With both all-time ballet classics and a world premiere work on the programme, all linked through the genius of Mozart’s music – itself played to perfection by the CSO – and plenty of talent up on stage as well, this promises to be a very special performance.
Stepping Up
Cityscape profiles the masters of dance behind Dancing With Mozart.
George Balanchine
Image: Balanchine Trust
Born in Russia in 1904, George Balanchine trained at the Imperial State Ballet and from the age of 11 danced on the stage of the Mariinsky Theatre, entering the company proper in 1921. After working as a choreographer and ballet master around Europe, he emigrated to the United States in his 30s and established both the School of American Ballet, and the New York City Ballet in 1948. Creating 465 works in his lifetime, he is one of the 20th Century’s best-known choreographers and a leading figure in the modern history of dance, and his style – a fresh and uniquely musical interpretation of classical ballet – is one of the most distinctive and influential languages in ballet, leading to him often being referred to as “the father of American ballet”.
Jiří Kylián
Image: Anton Corbijn
Born in Prague in 1947, Jiří Kylián started his dance training when he was 9 years old at the School of the National Ballet Prague. In 1967 he went to the Royal Ballet School in London with a scholarship from the British Council, where he came into contact with some of the most important developments in choreography.

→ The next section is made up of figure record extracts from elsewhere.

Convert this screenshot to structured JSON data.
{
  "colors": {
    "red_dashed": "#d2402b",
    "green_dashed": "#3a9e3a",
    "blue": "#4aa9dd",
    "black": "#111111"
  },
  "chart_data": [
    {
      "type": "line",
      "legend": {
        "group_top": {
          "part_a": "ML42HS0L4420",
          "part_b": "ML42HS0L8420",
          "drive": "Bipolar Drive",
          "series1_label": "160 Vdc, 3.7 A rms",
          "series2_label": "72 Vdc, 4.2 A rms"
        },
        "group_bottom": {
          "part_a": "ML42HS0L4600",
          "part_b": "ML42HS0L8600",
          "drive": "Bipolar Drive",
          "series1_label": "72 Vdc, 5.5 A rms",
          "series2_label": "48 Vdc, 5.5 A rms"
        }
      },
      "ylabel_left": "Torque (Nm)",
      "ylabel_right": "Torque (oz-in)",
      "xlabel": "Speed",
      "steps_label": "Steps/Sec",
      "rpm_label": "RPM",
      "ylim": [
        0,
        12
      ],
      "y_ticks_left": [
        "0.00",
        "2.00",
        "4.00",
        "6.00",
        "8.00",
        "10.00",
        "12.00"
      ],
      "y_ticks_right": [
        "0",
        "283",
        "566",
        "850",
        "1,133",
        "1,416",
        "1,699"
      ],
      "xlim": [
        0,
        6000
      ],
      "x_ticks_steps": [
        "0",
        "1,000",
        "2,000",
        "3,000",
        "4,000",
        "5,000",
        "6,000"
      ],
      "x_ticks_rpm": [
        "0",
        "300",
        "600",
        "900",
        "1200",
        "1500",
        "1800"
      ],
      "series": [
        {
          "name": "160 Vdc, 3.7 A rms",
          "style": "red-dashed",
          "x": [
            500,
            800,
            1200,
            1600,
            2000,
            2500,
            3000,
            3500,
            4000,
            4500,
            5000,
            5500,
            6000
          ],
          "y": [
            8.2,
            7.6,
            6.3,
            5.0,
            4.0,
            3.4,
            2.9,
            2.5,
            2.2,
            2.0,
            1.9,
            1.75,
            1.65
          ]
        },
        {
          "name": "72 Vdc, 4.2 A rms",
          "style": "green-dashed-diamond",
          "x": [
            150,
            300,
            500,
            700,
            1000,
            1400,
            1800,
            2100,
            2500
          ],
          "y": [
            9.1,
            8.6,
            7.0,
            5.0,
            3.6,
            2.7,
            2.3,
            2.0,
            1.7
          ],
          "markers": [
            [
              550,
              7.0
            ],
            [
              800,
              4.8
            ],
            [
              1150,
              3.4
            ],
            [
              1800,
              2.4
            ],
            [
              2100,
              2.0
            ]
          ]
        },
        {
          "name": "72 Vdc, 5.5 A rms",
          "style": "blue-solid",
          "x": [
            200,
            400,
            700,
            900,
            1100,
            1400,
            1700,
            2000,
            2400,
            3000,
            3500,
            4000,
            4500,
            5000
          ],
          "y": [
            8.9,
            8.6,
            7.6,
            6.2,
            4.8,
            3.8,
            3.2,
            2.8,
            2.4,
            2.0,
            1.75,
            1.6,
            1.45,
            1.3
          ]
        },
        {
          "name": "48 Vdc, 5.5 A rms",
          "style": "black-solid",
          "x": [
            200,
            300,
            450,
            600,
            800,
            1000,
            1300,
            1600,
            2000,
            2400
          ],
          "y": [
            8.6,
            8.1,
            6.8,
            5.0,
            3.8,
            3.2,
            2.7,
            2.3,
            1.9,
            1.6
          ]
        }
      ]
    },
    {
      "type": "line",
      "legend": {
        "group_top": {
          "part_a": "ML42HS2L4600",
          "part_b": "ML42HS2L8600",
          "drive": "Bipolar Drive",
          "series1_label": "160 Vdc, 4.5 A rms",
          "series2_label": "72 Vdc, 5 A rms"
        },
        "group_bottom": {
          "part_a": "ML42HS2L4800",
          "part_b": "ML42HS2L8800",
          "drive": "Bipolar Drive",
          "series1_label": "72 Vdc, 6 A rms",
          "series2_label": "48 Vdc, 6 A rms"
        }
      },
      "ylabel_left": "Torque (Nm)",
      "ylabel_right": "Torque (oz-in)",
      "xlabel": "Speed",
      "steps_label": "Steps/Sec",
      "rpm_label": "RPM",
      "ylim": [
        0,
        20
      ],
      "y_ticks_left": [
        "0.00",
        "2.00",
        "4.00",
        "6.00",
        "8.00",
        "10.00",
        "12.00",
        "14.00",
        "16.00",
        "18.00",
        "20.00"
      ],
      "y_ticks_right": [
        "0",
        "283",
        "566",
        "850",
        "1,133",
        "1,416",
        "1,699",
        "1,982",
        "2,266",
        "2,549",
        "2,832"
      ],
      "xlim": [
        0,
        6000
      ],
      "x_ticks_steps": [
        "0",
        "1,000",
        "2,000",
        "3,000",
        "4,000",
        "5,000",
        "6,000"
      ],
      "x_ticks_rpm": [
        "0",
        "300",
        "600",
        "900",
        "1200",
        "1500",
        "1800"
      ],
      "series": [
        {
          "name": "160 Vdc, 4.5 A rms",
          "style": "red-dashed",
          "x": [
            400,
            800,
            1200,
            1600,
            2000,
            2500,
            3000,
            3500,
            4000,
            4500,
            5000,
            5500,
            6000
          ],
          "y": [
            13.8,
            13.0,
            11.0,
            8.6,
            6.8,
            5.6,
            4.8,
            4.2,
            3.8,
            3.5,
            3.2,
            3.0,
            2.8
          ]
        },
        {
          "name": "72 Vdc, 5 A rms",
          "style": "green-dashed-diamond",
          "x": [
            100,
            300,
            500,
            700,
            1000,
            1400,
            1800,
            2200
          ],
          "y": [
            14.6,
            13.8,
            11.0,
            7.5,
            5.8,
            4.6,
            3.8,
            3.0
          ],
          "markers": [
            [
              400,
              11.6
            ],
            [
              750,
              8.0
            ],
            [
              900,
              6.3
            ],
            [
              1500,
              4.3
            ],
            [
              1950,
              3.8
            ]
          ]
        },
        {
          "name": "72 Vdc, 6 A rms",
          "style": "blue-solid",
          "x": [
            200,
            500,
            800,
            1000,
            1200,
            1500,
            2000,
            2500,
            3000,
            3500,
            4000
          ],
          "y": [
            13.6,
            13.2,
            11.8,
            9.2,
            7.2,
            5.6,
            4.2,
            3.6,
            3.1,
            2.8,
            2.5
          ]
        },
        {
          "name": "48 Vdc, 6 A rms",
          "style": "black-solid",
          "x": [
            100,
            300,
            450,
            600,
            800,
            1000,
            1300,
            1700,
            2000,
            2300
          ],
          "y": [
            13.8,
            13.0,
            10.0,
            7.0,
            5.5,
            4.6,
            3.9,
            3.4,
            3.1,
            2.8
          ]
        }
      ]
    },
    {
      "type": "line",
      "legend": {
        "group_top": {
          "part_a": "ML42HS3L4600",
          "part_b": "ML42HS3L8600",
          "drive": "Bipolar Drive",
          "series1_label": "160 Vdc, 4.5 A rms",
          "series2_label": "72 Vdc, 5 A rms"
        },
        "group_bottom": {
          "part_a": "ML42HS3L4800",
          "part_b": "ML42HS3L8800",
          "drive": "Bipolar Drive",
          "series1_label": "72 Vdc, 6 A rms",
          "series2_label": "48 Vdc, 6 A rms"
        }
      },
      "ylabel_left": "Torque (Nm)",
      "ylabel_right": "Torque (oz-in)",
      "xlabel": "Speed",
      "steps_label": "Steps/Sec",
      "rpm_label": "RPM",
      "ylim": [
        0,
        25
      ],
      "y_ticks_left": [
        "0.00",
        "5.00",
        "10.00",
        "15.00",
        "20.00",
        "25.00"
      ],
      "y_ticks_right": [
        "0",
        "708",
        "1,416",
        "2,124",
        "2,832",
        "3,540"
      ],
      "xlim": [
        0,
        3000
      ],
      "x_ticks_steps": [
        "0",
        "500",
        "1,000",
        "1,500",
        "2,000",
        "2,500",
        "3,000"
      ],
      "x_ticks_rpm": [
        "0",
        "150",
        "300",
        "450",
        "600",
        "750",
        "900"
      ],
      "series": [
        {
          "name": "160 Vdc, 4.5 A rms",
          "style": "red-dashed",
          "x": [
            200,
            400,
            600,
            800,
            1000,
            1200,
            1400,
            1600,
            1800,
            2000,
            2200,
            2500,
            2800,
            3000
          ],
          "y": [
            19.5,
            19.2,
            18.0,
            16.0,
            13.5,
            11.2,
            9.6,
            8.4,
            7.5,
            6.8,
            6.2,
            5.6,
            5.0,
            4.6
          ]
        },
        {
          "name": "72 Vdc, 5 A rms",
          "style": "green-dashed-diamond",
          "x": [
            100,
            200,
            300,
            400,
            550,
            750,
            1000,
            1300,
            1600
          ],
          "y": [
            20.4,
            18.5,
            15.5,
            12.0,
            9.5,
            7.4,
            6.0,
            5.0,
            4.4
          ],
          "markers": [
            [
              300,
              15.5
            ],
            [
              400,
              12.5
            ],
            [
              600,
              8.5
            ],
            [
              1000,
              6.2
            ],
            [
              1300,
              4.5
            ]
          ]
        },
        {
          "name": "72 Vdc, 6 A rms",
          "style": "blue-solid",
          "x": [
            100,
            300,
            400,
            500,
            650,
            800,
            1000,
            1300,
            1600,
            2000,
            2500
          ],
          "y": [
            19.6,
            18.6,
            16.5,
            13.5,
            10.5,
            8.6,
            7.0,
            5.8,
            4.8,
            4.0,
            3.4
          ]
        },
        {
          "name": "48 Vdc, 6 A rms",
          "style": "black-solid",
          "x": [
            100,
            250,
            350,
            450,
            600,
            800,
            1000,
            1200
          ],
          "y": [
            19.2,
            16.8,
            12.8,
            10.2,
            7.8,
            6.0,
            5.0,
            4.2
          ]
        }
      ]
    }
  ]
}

In 1973, he began a long-running artistic relationship with his first choreography for Nederlands Dans Theater, which has brought about the creation of almost 50 dance productions for this group. His major international breakthrough came in 1978 with Sinfonietta, a piece set to the music of compatriot Leoš Janáček. In the following years he established his reputation as an ingenious choreographer with works such as Symphony of Psalms, Forgotten Land, Overgrown Path, Svadebka, Stamping Ground, and L'Enfant et les Sortileges, before moving his artistic view and style towards abstraction and surrealistic images from the mid-80s, with examples including this programme’s Petite Mort.
Corey Baker
Image: Jacob Bryant
Born in Christchurch, Corey Baker snuck out of high school at age 14 to join the ballet world, schooling at the city’s International Ballet Academy before heading overseas to train further in Australia and Switzerland, and then landing a job at the UK’s BalletBoyz company in 2008. He’s since gone on to retire from performance and become an award-winning choreographer and filmmaker, starting Corey Baker Dance in the UK in 2008 to create and produce his own work, and is celebrated for his innovation and commitment to driving dance into the 21st Century. With a firm belief that dance is for everyone, his pieces take the form out of traditional settings to put it into parks, playgrounds, stadiums, shopping centres, rugby fields, on TV and film, and even into Antarctica, where with RNZB dancer Madeleine Graham he created the continent’s first ballet work.